Just imagine being 40 years old, 50 lbs. overweight with an ER doctor telling you that you have two choices… “either go on heart and cholesterol medication for the rest of your life or lose the weight and get in shape”. Where do you even begin?
The problem was, I used to hate the idea of diet and exercise and had no motivation to get started. Has that ever sounded like you?
Like most parents, I was too busy burning the candle at both ends working to put food on the table and when I wasn’t working, I was trying to be an involved husband and father. I didn’t believe that I had any time to invest in my own wellbeing but as I soon learned, all I needed to find my motivation was a tiny shift in perspective.
The first small habit that I had to establish was reframing exercise in my mind. I had to start assuming the identity of the type of person that I aspired to be and that meant throwing my scale away.
When I had my scale out, it was an obvious way to chase water weight every day, not measure fat loss. With that narrow focus on daily weight fluctuation, exercise can be very frustrating. I needed to gain new perspective and learn how fat loss actually worked. I learned that exercise is about sport and performance and while it might just be the world’s best medicine, it’s a very ineffective weight loss tool. You simply can’t burn enough calories through exercise to offset a bad diet. So reframing exercise in my mind was a tiny habit that allowed me to enjoy exercise for what it really is, a daily investment in a healthy heart, body and mind.
Because of that change in perspective, I had a t-shirt made that said “Today I win. I will finish what I started. I will reach my goal.” Rather than focusing on long-term outcomes and getting impatient with slow results, I shifted my focus to “winning” every day by committing to exercising and eating nutritionally dense foods daily. Doing those two things meant that I had won the day. Win enough days in a row and good things are bound to happen.

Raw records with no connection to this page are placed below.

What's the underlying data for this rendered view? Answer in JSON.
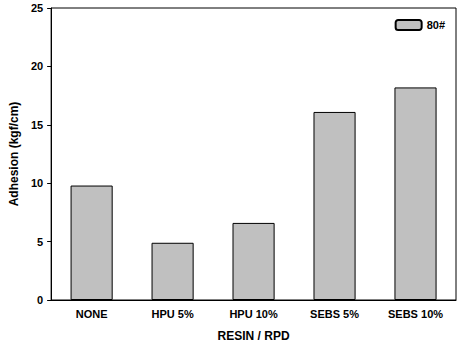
{
  "chart_data": {
    "type": "bar",
    "categories": [
      "NONE",
      "HPU 5%",
      "HPU 10%",
      "SEBS 5%",
      "SEBS 10%"
    ],
    "series": [
      {
        "name": "80#",
        "color": "#c0c0c0",
        "values": [
          9.8,
          4.9,
          6.6,
          16.1,
          18.2
        ]
      }
    ],
    "xlabel": "RESIN / RPD",
    "ylabel": "Adhesion (kgf/cm)",
    "ylim": [
      0,
      25
    ],
    "yticks": [
      0,
      5,
      10,
      15,
      20,
      25
    ],
    "grid": false,
    "legend": "upper right"
  }
}
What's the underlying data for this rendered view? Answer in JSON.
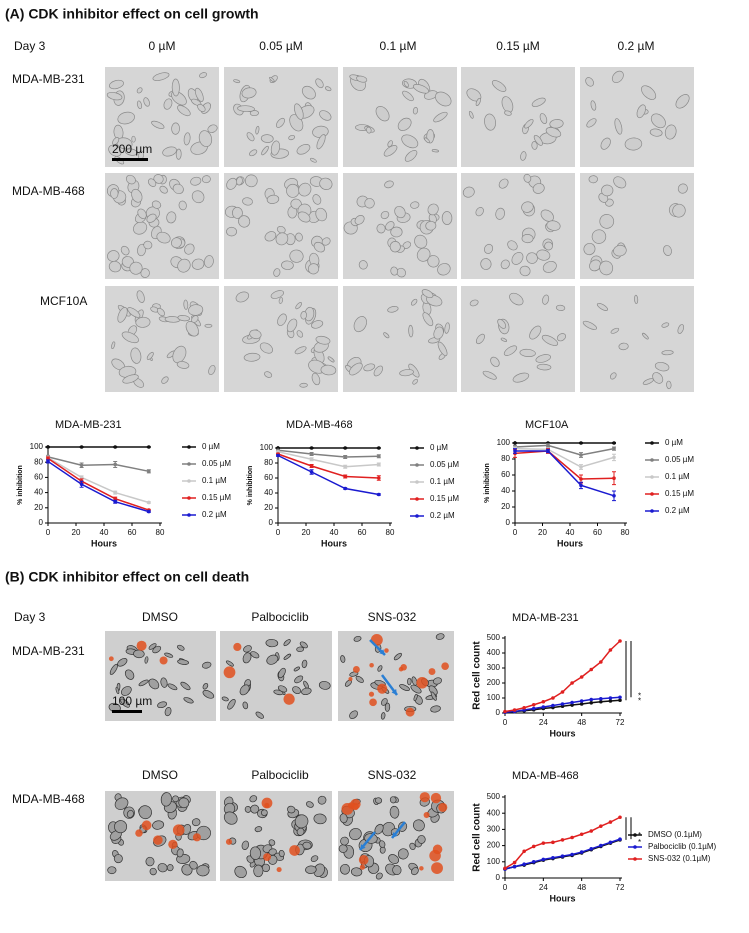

Every night I would lay out my running shoes, shorts and that t-shirt beside my bed so that when my alarm went off in the morning, that t-shirt would be the first thing I would see, keeping my daily goal of “winning” every day top of mind. I had no excuses. Organizing my running gear the night before was the tiny habit and visual motivational cue that led to my new daily habit of exercising every morning.
Because I had reframed my perspective and made my exercise gear obvious to me, it became easier to exercise every morning. I started to feel like I had won the day even before my official workday had begun which became a very satisfying feeling for me.
Since creating those two tiny habits in 2007, those tiny habits have led me to 3 Ironman’s, 7 half Ironman’s and many shorter triathlons. When I signed up for my first triathlon in 2010, I didn’t even know that I didn’t know how to swim. I didn’t even own a bike. I just reframed the challenge in my mind from “I can’t” to “how can I” and then set off to solve the challenge.
Fourteen years and 40 lbs. later, I’m still investing in my heart and mind every day. I’m still using that tiny habit of organizing my workout gear every night and I still feel like I’ve won the day before my workday even begins. That tiny shift in perspective has allowed me to achieve more in my life than I ever imagined possible.
Like training for the Ironman, the way you become more successful and resilient in life is by establishing tiny little habits that lead to big changes over time. No sustainable change happens overnight. Your belief system changes one step, one day, one week, one month and one year at a time. It’s all about having a crystal-clear vision of the person you aspire to be, investing in the identity of that person every day and then looking for the social proof that you are always moving forward.